This is easier said than done, of course. But there are a few methods which seem to work.
1. Confront your obsessions.

Doctors have found that confronting your obsession and desensitizing yourself to it is a good way to end your compulsive behavior. This is treating the cause and not the symptom.
People with OCD understand that their thoughts and actions are irrational. This is one of the distinctions between OCD and a number of other psychological maladies. But the immediate impulse of the person with OCD is to push aside irrational thoughts with equally irrational behavior. This allows them to refocus their mind away from one’s obsession.But if one instead faces one’s obsession, that person is able to think through the irrational thoughts and impulses. Once a person forcing himself or herself to confront these obsessions, a person tends to become desensitized to them.

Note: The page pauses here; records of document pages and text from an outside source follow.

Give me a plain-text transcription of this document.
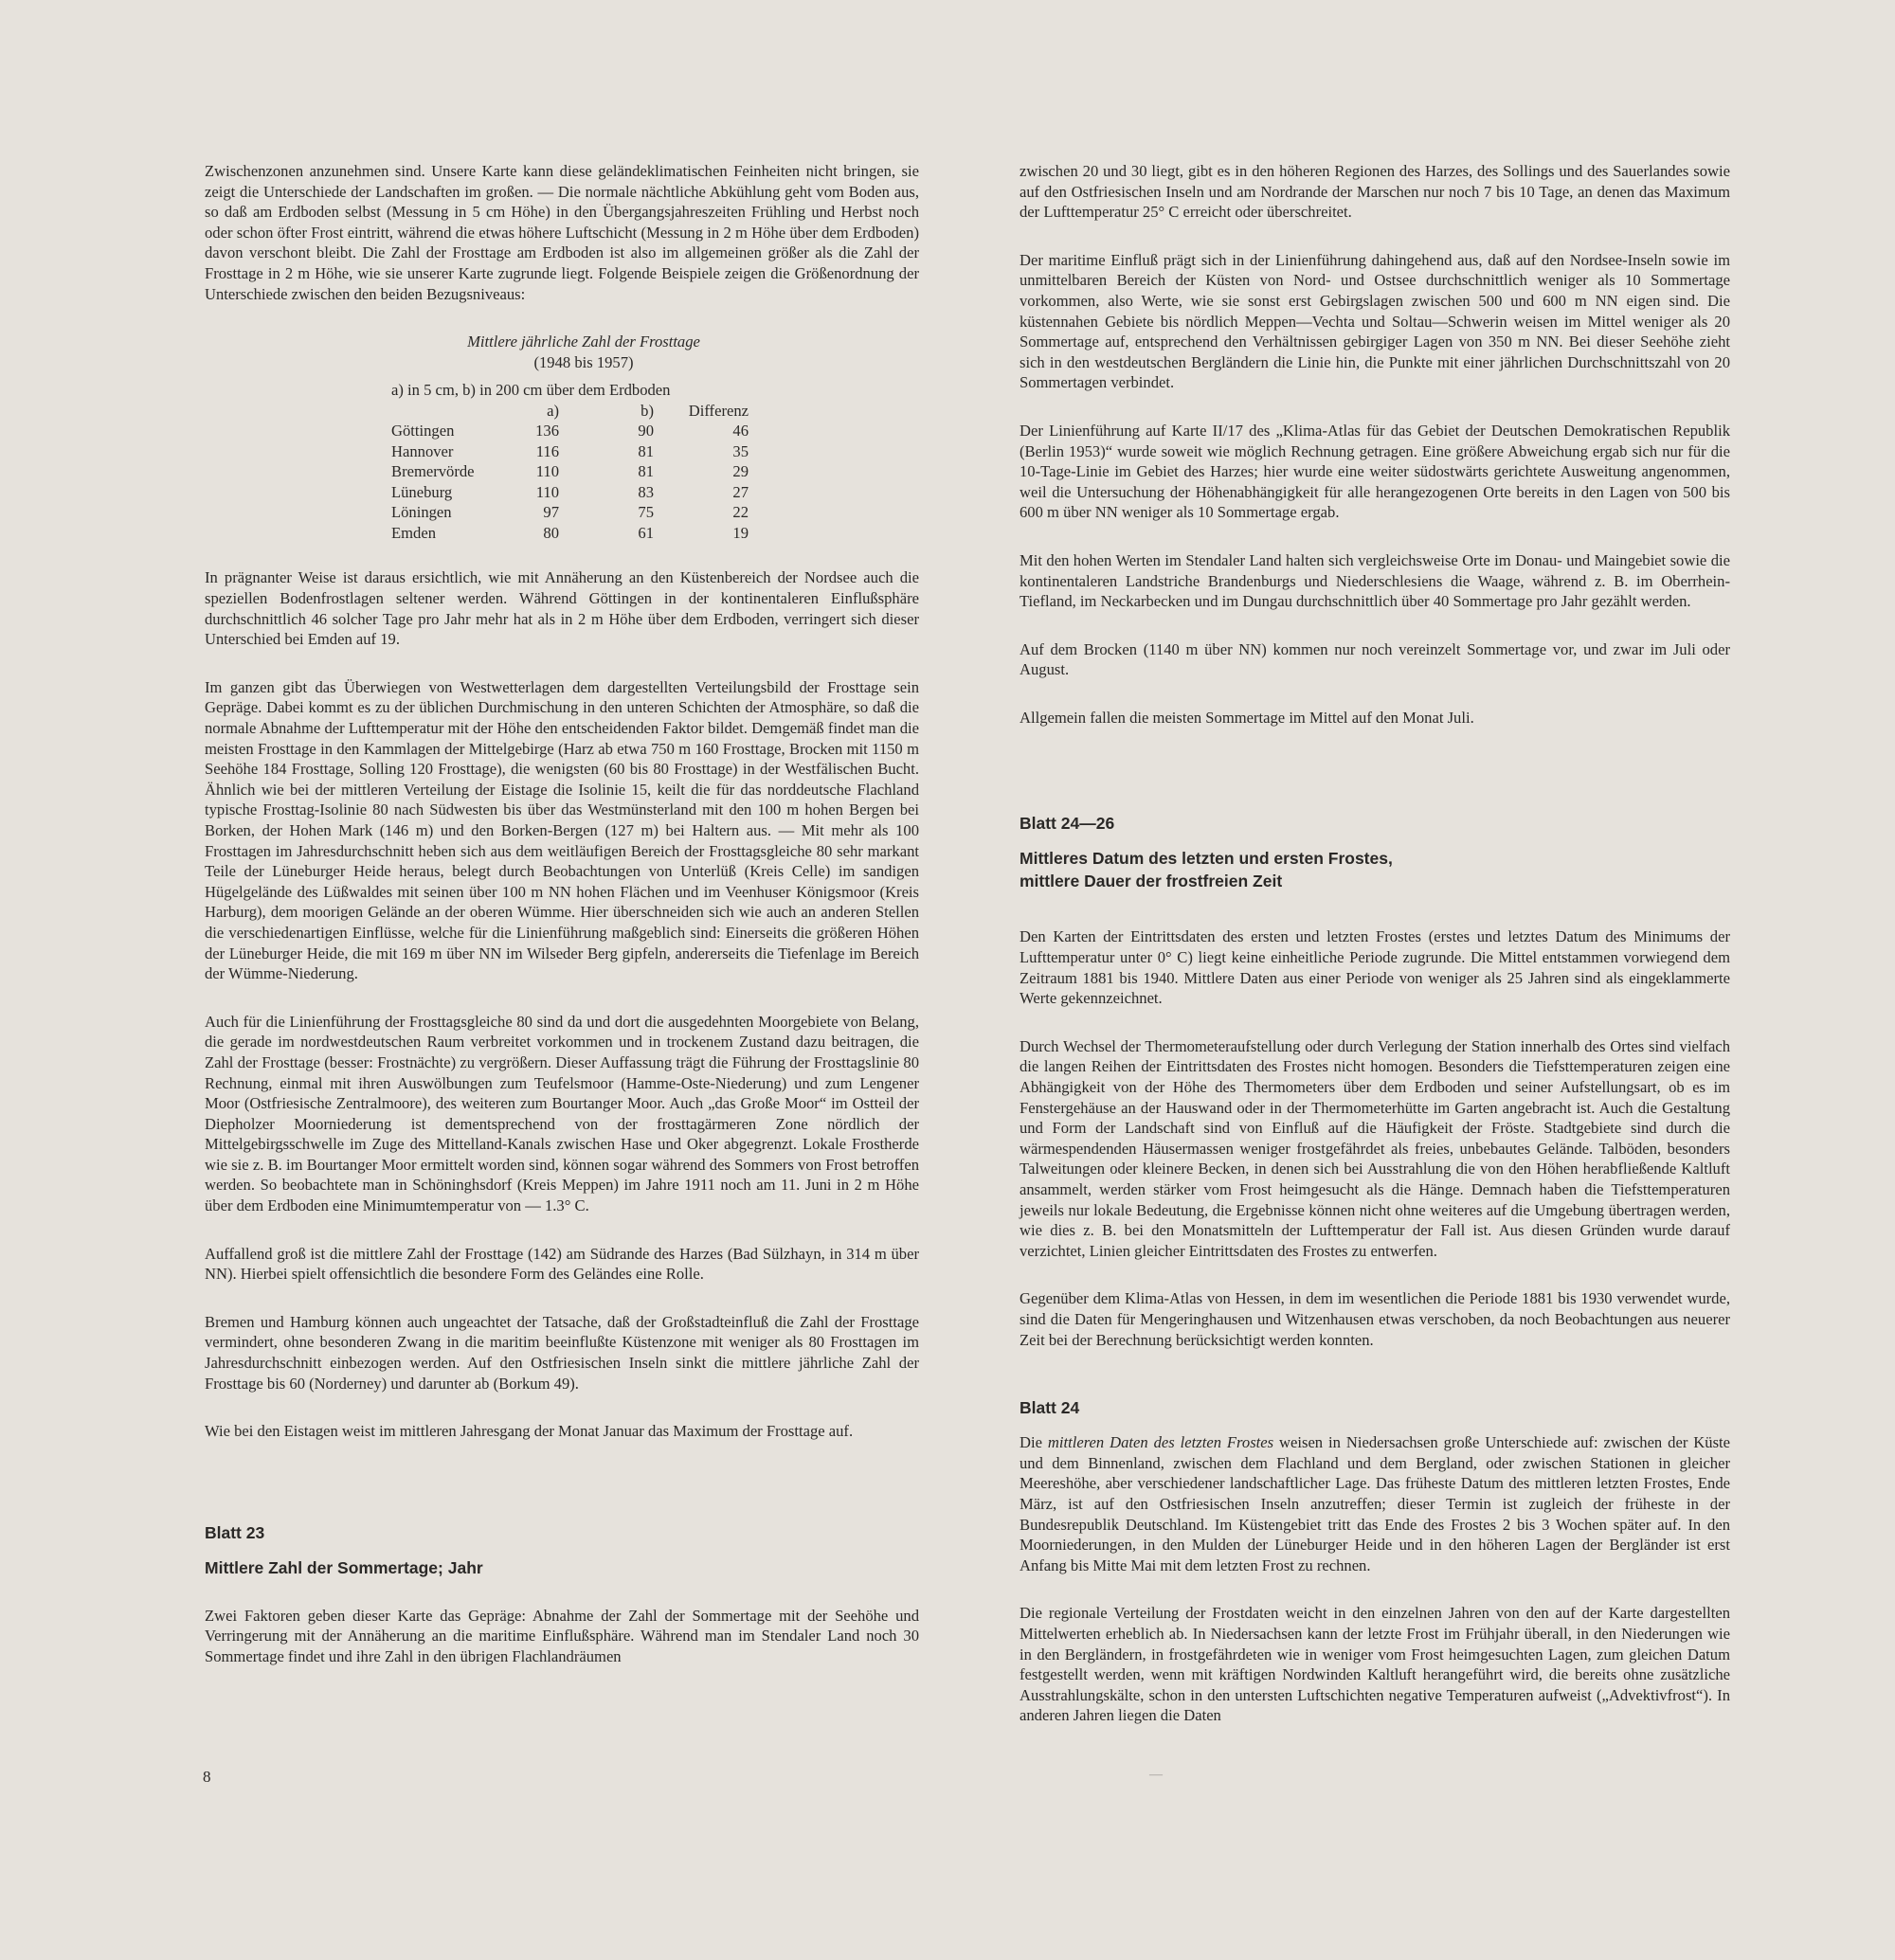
Zwischenzonen anzunehmen sind. Unsere Karte kann diese geländeklimatischen Feinheiten nicht bringen, sie zeigt die Unterschiede der Landschaften im großen. — Die normale nächtliche Abkühlung geht vom Boden aus, so daß am Erdboden selbst (Messung in 5 cm Höhe) in den Übergangsjahreszeiten Frühling und Herbst noch oder schon öfter Frost eintritt, während die etwas höhere Luftschicht (Messung in 2 m Höhe über dem Erdboden) davon verschont bleibt. Die Zahl der Frosttage am Erdboden ist also im allgemeinen größer als die Zahl der Frosttage in 2 m Höhe, wie sie unserer Karte zugrunde liegt. Folgende Beispiele zeigen die Größenordnung der Unterschiede zwischen den beiden Bezugsniveaus:

Mittlere jährliche Zahl der Frosttage
(1948 bis 1957)
a) in 5 cm, b) in 200 cm über dem Erdboden
	a)	b)	Differenz
Göttingen	136	90	46
Hannover	116	81	35
Bremervörde	110	81	29
Lüneburg	110	83	27
Löningen	97	75	22
Emden	80	61	19

In prägnanter Weise ist daraus ersichtlich, wie mit Annäherung an den Küstenbereich der Nordsee auch die speziellen Bodenfrostlagen seltener werden. Während Göttingen in der kontinentaleren Einflußsphäre durchschnittlich 46 solcher Tage pro Jahr mehr hat als in 2 m Höhe über dem Erdboden, verringert sich dieser Unterschied bei Emden auf 19.

Im ganzen gibt das Überwiegen von Westwetterlagen dem dargestellten Verteilungsbild der Frosttage sein Gepräge. Dabei kommt es zu der üblichen Durchmischung in den unteren Schichten der Atmosphäre, so daß die normale Abnahme der Lufttemperatur mit der Höhe den entscheidenden Faktor bildet. Demgemäß findet man die meisten Frosttage in den Kammlagen der Mittelgebirge (Harz ab etwa 750 m 160 Frosttage, Brocken mit 1150 m Seehöhe 184 Frosttage, Solling 120 Frosttage), die wenigsten (60 bis 80 Frosttage) in der Westfälischen Bucht. Ähnlich wie bei der mittleren Verteilung der Eistage die Isolinie 15, keilt die für das norddeutsche Flachland typische Frosttag-Isolinie 80 nach Südwesten bis über das Westmünsterland mit den 100 m hohen Bergen bei Borken, der Hohen Mark (146 m) und den Borken-Bergen (127 m) bei Haltern aus. — Mit mehr als 100 Frosttagen im Jahresdurchschnitt heben sich aus dem weitläufigen Bereich der Frosttagsgleiche 80 sehr markant Teile der Lüneburger Heide heraus, belegt durch Beobachtungen von Unterlüß (Kreis Celle) im sandigen Hügelgelände des Lüßwaldes mit seinen über 100 m NN hohen Flächen und im Veenhuser Königsmoor (Kreis Harburg), dem moorigen Gelände an der oberen Wümme. Hier überschneiden sich wie auch an anderen Stellen die verschiedenartigen Einflüsse, welche für die Linienführung maßgeblich sind: Einerseits die größeren Höhen der Lüneburger Heide, die mit 169 m über NN im Wilseder Berg gipfeln, andererseits die Tiefenlage im Bereich der Wümme-Niederung.

Auch für die Linienführung der Frosttagsgleiche 80 sind da und dort die ausgedehnten Moorgebiete von Belang, die gerade im nordwestdeutschen Raum verbreitet vorkommen und in trockenem Zustand dazu beitragen, die Zahl der Frosttage (besser: Frostnächte) zu vergrößern. Dieser Auffassung trägt die Führung der Frosttagslinie 80 Rechnung, einmal mit ihren Auswölbungen zum Teufelsmoor (Hamme-Oste-Niederung) und zum Lengener Moor (Ostfriesische Zentralmoore), des weiteren zum Bourtanger Moor. Auch „das Große Moor“ im Ostteil der Diepholzer Moorniederung ist dementsprechend von der frosttagärmeren Zone nördlich der Mittelgebirgsschwelle im Zuge des Mittelland-Kanals zwischen Hase und Oker abgegrenzt. Lokale Frostherde wie sie z. B. im Bourtanger Moor ermittelt worden sind, können sogar während des Sommers von Frost betroffen werden. So beobachtete man in Schöninghsdorf (Kreis Meppen) im Jahre 1911 noch am 11. Juni in 2 m Höhe über dem Erdboden eine Minimumtemperatur von — 1.3° C.

Auffallend groß ist die mittlere Zahl der Frosttage (142) am Südrande des Harzes (Bad Sülzhayn, in 314 m über NN). Hierbei spielt offensichtlich die besondere Form des Geländes eine Rolle.

Bremen und Hamburg können auch ungeachtet der Tatsache, daß der Großstadteinfluß die Zahl der Frosttage vermindert, ohne besonderen Zwang in die maritim beeinflußte Küstenzone mit weniger als 80 Frosttagen im Jahresdurchschnitt einbezogen werden. Auf den Ostfriesischen Inseln sinkt die mittlere jährliche Zahl der Frosttage bis 60 (Norderney) und darunter ab (Borkum 49).

Wie bei den Eistagen weist im mittleren Jahresgang der Monat Januar das Maximum der Frosttage auf.

Blatt 23
Mittlere Zahl der Sommertage; Jahr

Zwei Faktoren geben dieser Karte das Gepräge: Abnahme der Zahl der Sommertage mit der Seehöhe und Verringerung mit der Annäherung an die maritime Einflußsphäre. Während man im Stendaler Land noch 30 Sommertage findet und ihre Zahl in den übrigen Flachlandräumen

zwischen 20 und 30 liegt, gibt es in den höheren Regionen des Harzes, des Sollings und des Sauerlandes sowie auf den Ostfriesischen Inseln und am Nordrande der Marschen nur noch 7 bis 10 Tage, an denen das Maximum der Lufttemperatur 25° C erreicht oder überschreitet.

Der maritime Einfluß prägt sich in der Linienführung dahingehend aus, daß auf den Nordsee-Inseln sowie im unmittelbaren Bereich der Küsten von Nord- und Ostsee durchschnittlich weniger als 10 Sommertage vorkommen, also Werte, wie sie sonst erst Gebirgslagen zwischen 500 und 600 m NN eigen sind. Die küstennahen Gebiete bis nördlich Meppen—Vechta und Soltau—Schwerin weisen im Mittel weniger als 20 Sommertage auf, entsprechend den Verhältnissen gebirgiger Lagen von 350 m NN. Bei dieser Seehöhe zieht sich in den westdeutschen Bergländern die Linie hin, die Punkte mit einer jährlichen Durchschnittszahl von 20 Sommertagen verbindet.

Der Linienführung auf Karte II/17 des „Klima-Atlas für das Gebiet der Deutschen Demokratischen Republik (Berlin 1953)“ wurde soweit wie möglich Rechnung getragen. Eine größere Abweichung ergab sich nur für die 10-Tage-Linie im Gebiet des Harzes; hier wurde eine weiter südostwärts gerichtete Ausweitung angenommen, weil die Untersuchung der Höhenabhängigkeit für alle herangezogenen Orte bereits in den Lagen von 500 bis 600 m über NN weniger als 10 Sommertage ergab.

Mit den hohen Werten im Stendaler Land halten sich vergleichsweise Orte im Donau- und Maingebiet sowie die kontinentaleren Landstriche Brandenburgs und Niederschlesiens die Waage, während z. B. im Oberrhein-Tiefland, im Neckarbecken und im Dungau durchschnittlich über 40 Sommertage pro Jahr gezählt werden.

Auf dem Brocken (1140 m über NN) kommen nur noch vereinzelt Sommertage vor, und zwar im Juli oder August.

Allgemein fallen die meisten Sommertage im Mittel auf den Monat Juli.

Blatt 24—26
Mittleres Datum des letzten und ersten Frostes,
mittlere Dauer der frostfreien Zeit

Den Karten der Eintrittsdaten des ersten und letzten Frostes (erstes und letztes Datum des Minimums der Lufttemperatur unter 0° C) liegt keine einheitliche Periode zugrunde. Die Mittel entstammen vorwiegend dem Zeitraum 1881 bis 1940. Mittlere Daten aus einer Periode von weniger als 25 Jahren sind als eingeklammerte Werte gekennzeichnet.

Durch Wechsel der Thermometeraufstellung oder durch Verlegung der Station innerhalb des Ortes sind vielfach die langen Reihen der Eintrittsdaten des Frostes nicht homogen. Besonders die Tiefsttemperaturen zeigen eine Abhängigkeit von der Höhe des Thermometers über dem Erdboden und seiner Aufstellungsart, ob es im Fenstergehäuse an der Hauswand oder in der Thermometerhütte im Garten angebracht ist. Auch die Gestaltung und Form der Landschaft sind von Einfluß auf die Häufigkeit der Fröste. Stadtgebiete sind durch die wärmespendenden Häusermassen weniger frostgefährdet als freies, unbebautes Gelände. Talböden, besonders Talweitungen oder kleinere Becken, in denen sich bei Ausstrahlung die von den Höhen herabfließende Kaltluft ansammelt, werden stärker vom Frost heimgesucht als die Hänge. Demnach haben die Tiefsttemperaturen jeweils nur lokale Bedeutung, die Ergebnisse können nicht ohne weiteres auf die Umgebung übertragen werden, wie dies z. B. bei den Monatsmitteln der Lufttemperatur der Fall ist. Aus diesen Gründen wurde darauf verzichtet, Linien gleicher Eintrittsdaten des Frostes zu entwerfen.

Gegenüber dem Klima-Atlas von Hessen, in dem im wesentlichen die Periode 1881 bis 1930 verwendet wurde, sind die Daten für Mengeringhausen und Witzenhausen etwas verschoben, da noch Beobachtungen aus neuerer Zeit bei der Berechnung berücksichtigt werden konnten.

Blatt 24

Die mittleren Daten des letzten Frostes weisen in Niedersachsen große Unterschiede auf: zwischen der Küste und dem Binnenland, zwischen dem Flachland und dem Bergland, oder zwischen Stationen in gleicher Meereshöhe, aber verschiedener landschaftlicher Lage. Das früheste Datum des mittleren letzten Frostes, Ende März, ist auf den Ostfriesischen Inseln anzutreffen; dieser Termin ist zugleich der früheste in der Bundesrepublik Deutschland. Im Küstengebiet tritt das Ende des Frostes 2 bis 3 Wochen später auf. In den Moorniederungen, in den Mulden der Lüneburger Heide und in den höheren Lagen der Bergländer ist erst Anfang bis Mitte Mai mit dem letzten Frost zu rechnen.

Die regionale Verteilung der Frostdaten weicht in den einzelnen Jahren von den auf der Karte dargestellten Mittelwerten erheblich ab. In Niedersachsen kann der letzte Frost im Frühjahr überall, in den Niederungen wie in den Bergländern, in frostgefährdeten wie in weniger vom Frost heimgesuchten Lagen, zum gleichen Datum festgestellt werden, wenn mit kräftigen Nordwinden Kaltluft herangeführt wird, die bereits ohne zusätzliche Ausstrahlungskälte, schon in den untersten Luftschichten negative Temperaturen aufweist („Advektivfrost“). In anderen Jahren liegen die Daten

8	—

In effect, if we can think rationally, an obsession loses its irrational power over us.
Note that it is best to target one’s obsession. But some people are unable to do this entirely. So it becomes a second best option to regulate one’s reaction to obsession.

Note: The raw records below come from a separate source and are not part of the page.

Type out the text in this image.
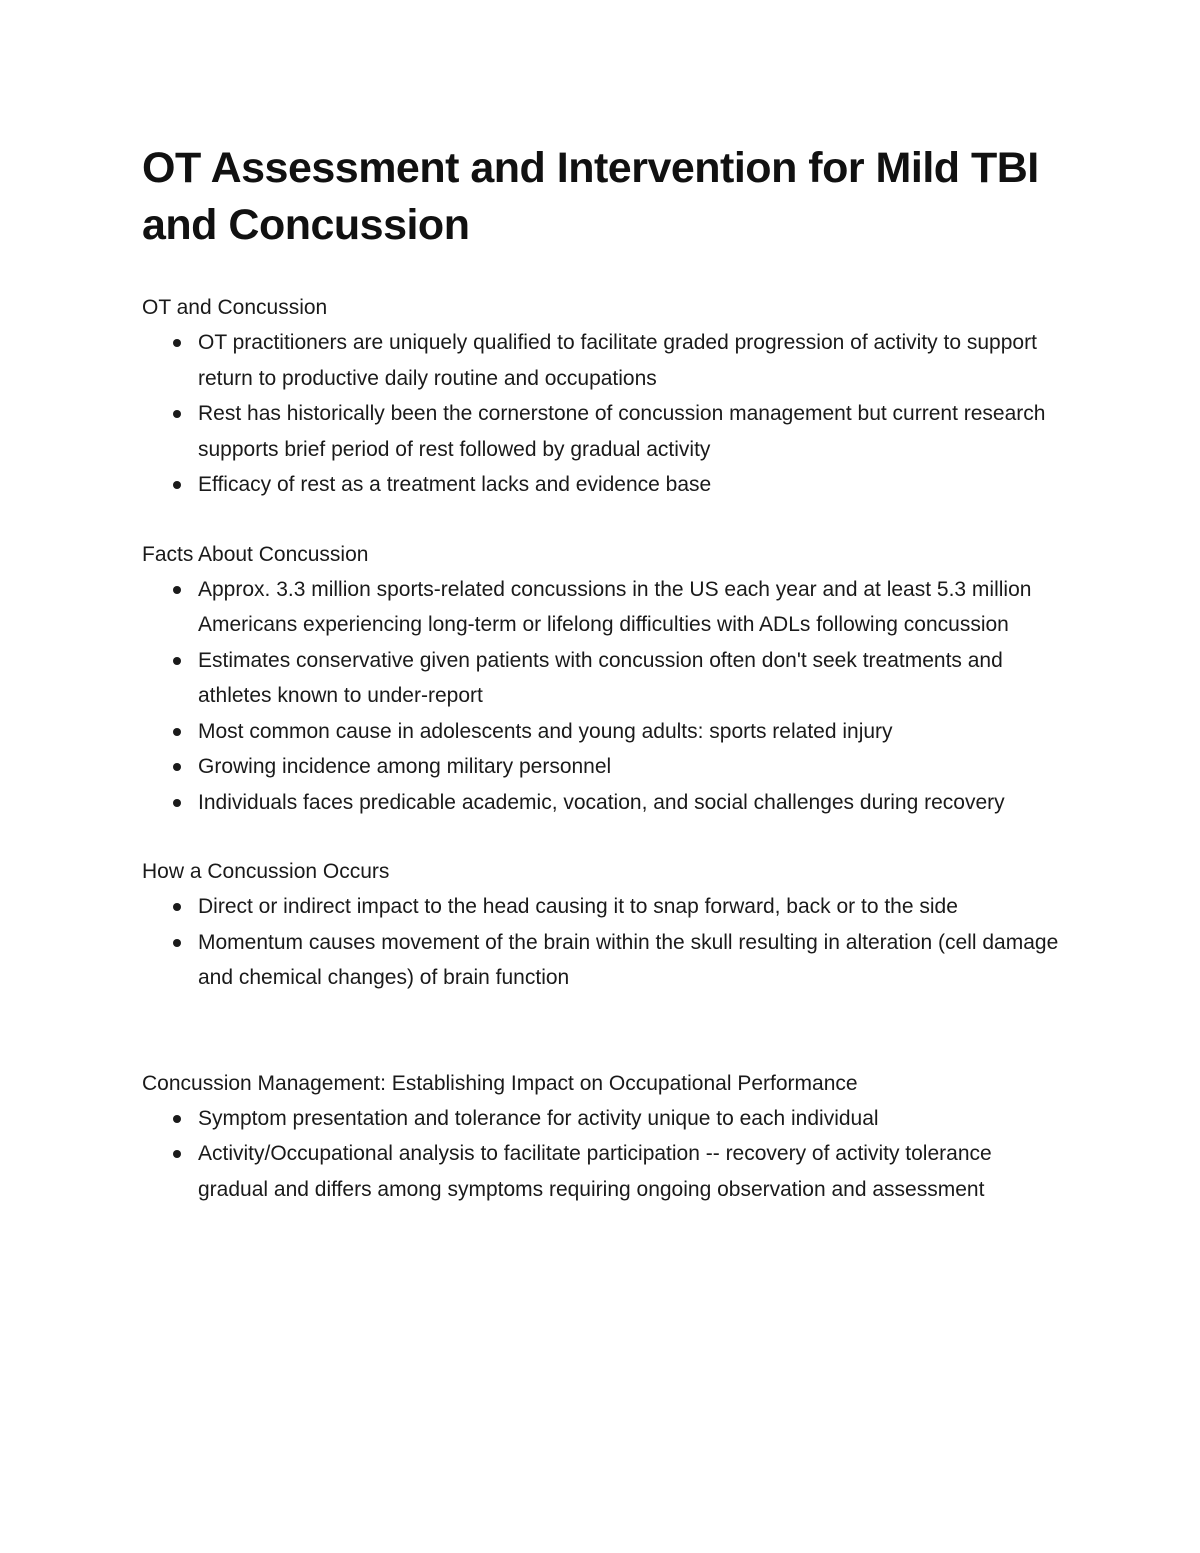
OT Assessment and Intervention for Mild TBI and Concussion

OT and Concussion

OT practitioners are uniquely qualified to facilitate graded progression of activity to support return to productive daily routine and occupations
Rest has historically been the cornerstone of concussion management but current research supports brief period of rest followed by gradual activity
Efficacy of rest as a treatment lacks and evidence base

Facts About Concussion

Approx. 3.3 million sports-related concussions in the US each year and at least 5.3 million Americans experiencing long-term or lifelong difficulties with ADLs following concussion
Estimates conservative given patients with concussion often don't seek treatments and athletes known to under-report
Most common cause in adolescents and young adults: sports related injury
Growing incidence among military personnel
Individuals faces predicable academic, vocation, and social challenges during recovery

How a Concussion Occurs

Direct or indirect impact to the head causing it to snap forward, back or to the side
Momentum causes movement of the brain within the skull resulting in alteration (cell damage and chemical changes) of brain function

Concussion Management: Establishing Impact on Occupational Performance

Symptom presentation and tolerance for activity unique to each individual
Activity/Occupational analysis to facilitate participation -- recovery of activity tolerance gradual and differs among symptoms requiring ongoing observation and assessment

If you can resist the need to behave compulsively, a person can begin to limit the effects of OCD. This is a half-measure, though.
2. Confront the anxiety over your obsession.

A person may come to believe they are not quite right. It is common for a sufferer of OCD to believe their obsession is degenerative, that it is leading to a dangerous behavior. Someone might have thoughts of doing violence to a loved one, and develop compulsive defense mechanisms in the hopes of avoiding these thoughts.
Anxiety might grow that the person will “give in to” these irrational impulses. This person must be reassured that these thoughts have never led to irrational behavior before. In this way, one can begin to realize that such anxiety is unwarranted.
3. Confront the cognitive process itself.

The human brain is complex. It produces plenty of rational thoughts which allow us to make decisions in life. But the brain also produces irrational thoughts.
It is natural to believe that all thoughts have meaning. This just isn’t the case. For a person with Obsessive Compulsive Disorder, it is common to give meaning to the our most irrational thoughts. The fact that a person finds obsessive thoughts distressing is actually a good sign, though they tend to think something dark and perhaps unforgivable is at work simply for having the thoughts in the first place.
Allowing our irrational thoughts and impulses to become an obsession is to over analyze oneself. It is quite similar to interpreting one’s dreams as having deep and dark meanings, as opposed to realizing it is the brain jumbling disparate and irrational thoughts with one another.
Our brain is not always trying to tell us something. Once we realize this, stopping one’s obsessive thoughts becomes possible.